Dairy Free Breast Feeding Advice
A big concern of dairy free involves babies and breastfeeding. Mothers that avoid milk often worry if their child is receiving enough nutrients, while others wonder if their baby has a dairy allergy or lactose intolerance.
Dairy Free Breast Feeding Advice
A big concern of dairy free involves babies and breastfeeding. Mothers that avoid milk often worry if their child is receiving enough nutrients, while others wonder if their baby has a dairy allergy or lactose intolerance. It can be difficult to identify food problems with babies, as reluctance to feeding or mild symptoms may just be down to general baby fussiness. This can be still be daunting for new mothers, though, especially when they see other babies guzzling away!
While every person has individual dietary requirements, it’s generally recommended that mothers eat whatever they like while breastfeeding – avoiding excessive alcohol and caffeine, of course. A healthy and balanced diet is ideal, including plenty of fluids. However, if you do consume considerable amounts of milk and dairy, and your baby is experiencing symptoms like bloating, vomiting, coughing and wheezing, there’s a chance she may be affected by the proteins in cow’s milk.
It’s very important that you talk to your healthcare provider before making any drastic changes to your diet. However, if you are concerned that your baby has an allergy or intolerance, there are a few simple steps you can take.
If you’re breastfeeding it’s important to keep an eye on your diet. Keeping a food diary can help, so you can easily identify what you’re eating. Remember that dairy comes in many different forms, and while you may have a limited consumption of milk, cheese and cream, you might be enjoying traces of dairy in sauces and baked goods.
Make a list of the food you regularly eat and investigate the ingredients. Food labels should clearly state if the product includes dairy, but if you’re unsure, a quick search online should confirm. You can also speak to a qualified dietician who can uncover milk in disguise – it’s incredible how dairy can sneak its way into all types of food.
When is baby most fussy? When does she experience symptoms? If problems occur shortly after you’ve consumed milk, then there’s a very strong chance that this is the cause. It’s difficult to keep to a set schedule when it comes to hungry babies, but try to limit your dairy in the hours leading up to a feed.
If you’ve got a big meal planned that you know involves dairy, take the precautions you would do with alcohol.

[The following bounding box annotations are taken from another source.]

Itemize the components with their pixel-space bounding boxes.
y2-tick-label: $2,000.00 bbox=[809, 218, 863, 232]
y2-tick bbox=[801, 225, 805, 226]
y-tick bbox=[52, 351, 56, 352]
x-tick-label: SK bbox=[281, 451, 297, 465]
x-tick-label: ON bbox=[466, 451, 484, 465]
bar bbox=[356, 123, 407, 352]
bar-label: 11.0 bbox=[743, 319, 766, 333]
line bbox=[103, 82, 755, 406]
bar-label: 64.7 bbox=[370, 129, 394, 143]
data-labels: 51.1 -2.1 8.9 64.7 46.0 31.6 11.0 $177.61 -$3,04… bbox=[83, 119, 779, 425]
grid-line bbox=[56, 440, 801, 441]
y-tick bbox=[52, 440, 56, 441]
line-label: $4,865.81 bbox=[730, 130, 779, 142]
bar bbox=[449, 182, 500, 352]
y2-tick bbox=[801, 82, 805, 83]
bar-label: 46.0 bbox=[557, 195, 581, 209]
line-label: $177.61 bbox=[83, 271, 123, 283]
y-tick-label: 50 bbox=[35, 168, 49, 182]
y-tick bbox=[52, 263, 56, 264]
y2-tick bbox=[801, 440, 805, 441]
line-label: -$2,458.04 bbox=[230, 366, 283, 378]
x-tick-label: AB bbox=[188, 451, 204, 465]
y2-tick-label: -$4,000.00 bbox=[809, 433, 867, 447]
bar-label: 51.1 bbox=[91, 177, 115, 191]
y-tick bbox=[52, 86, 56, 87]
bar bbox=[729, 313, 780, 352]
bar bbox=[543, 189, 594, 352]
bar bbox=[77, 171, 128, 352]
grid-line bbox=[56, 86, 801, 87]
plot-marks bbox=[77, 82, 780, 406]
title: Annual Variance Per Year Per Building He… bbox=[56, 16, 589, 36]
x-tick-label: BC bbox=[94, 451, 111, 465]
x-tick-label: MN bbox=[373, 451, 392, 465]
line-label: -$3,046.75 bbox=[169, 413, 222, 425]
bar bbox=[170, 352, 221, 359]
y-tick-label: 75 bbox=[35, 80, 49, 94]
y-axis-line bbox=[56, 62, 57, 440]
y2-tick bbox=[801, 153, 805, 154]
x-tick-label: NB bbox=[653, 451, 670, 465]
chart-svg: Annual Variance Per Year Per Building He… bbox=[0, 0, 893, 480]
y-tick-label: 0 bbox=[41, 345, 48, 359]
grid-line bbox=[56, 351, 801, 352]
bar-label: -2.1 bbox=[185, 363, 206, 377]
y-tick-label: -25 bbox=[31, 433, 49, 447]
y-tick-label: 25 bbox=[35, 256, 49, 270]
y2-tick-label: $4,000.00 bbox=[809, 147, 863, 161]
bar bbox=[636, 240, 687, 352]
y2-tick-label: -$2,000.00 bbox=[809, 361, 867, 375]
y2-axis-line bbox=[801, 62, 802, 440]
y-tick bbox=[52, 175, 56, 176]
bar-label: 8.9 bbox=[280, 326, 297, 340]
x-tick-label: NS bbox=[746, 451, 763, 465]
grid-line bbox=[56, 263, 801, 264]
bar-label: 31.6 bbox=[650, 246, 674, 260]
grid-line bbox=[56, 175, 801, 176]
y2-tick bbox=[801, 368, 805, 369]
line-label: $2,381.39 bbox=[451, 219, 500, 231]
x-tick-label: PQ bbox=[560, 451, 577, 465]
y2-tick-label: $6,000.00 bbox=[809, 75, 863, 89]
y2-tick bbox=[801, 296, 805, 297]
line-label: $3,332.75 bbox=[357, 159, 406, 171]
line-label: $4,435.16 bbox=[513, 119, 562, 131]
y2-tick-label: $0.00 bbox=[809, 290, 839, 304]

Expressing milk or switching to formula is just as beneficial to your baby, and will make sure that she’s eating happily while you can enjoy yourself.
If cutting back on dairy isn’t doing the trick, you may have to remove it from your diet completely. Seek out alternatives to ensure that you’re not depriving yourself or your baby – remember, there are plenty of dairy free substitutes available nowadays, from soya milk and cashew-nut cheese, to coconut cream and Pure Dairy Free spreads.
A good timescale for diet adjustments is 2-3 weeks. While a dairy sensitive baby should improve in under a week, by making these changes for a longer period you can fully establish the problem.
Healthcare providers recommend bringing dairy back into your diet slowly. This will ensure both you and baby are gradually reintroduced, and won’t suffer from adverse reactions. It will also help you to realise if dairy was, and still is, a problem.
The majority of babies develop temporary lactose intolerance or cow’s milk sensitivity. This is often linked to a tummy upset, and they get it over it quickly. This short term sickness is nothing to worry about, and there’s very little chance that your child will grow up with an ongoing condition.
If milk is not the problem but your baby is still experiencing symptoms, learn about the other food types that are linked to problematic breastfeeding. Broccoli, cauliflower and cabbage are regular offenders, making for a windy and unsettled baby. Onions, beans and spicy food can also be challenging, so try removing any excessive amounts from your diet.
Other suspects can include food that another family member is allergic to, or a food that you’ve recently eaten a large amount of. New food can also take a while for baby to adjust to, and interestingly, food that you don’t actually like but are eating for the benefit of your baby can cause issues.
If your baby isn’t feeding properly it could be down to normal baby fussiness. This should subside with regular nursing, but if not, and if it’s accompanied by vomiting, rashes or colic, it could be a sensitivity to the food you’re eating. If you’re worried about your baby’s feeding, then the best course of action is to speak to your health advisor. And remember, if you do have to remove or limit the dairy in your diet, there are plenty of delicious, dairy free alternatives you can still enjoy.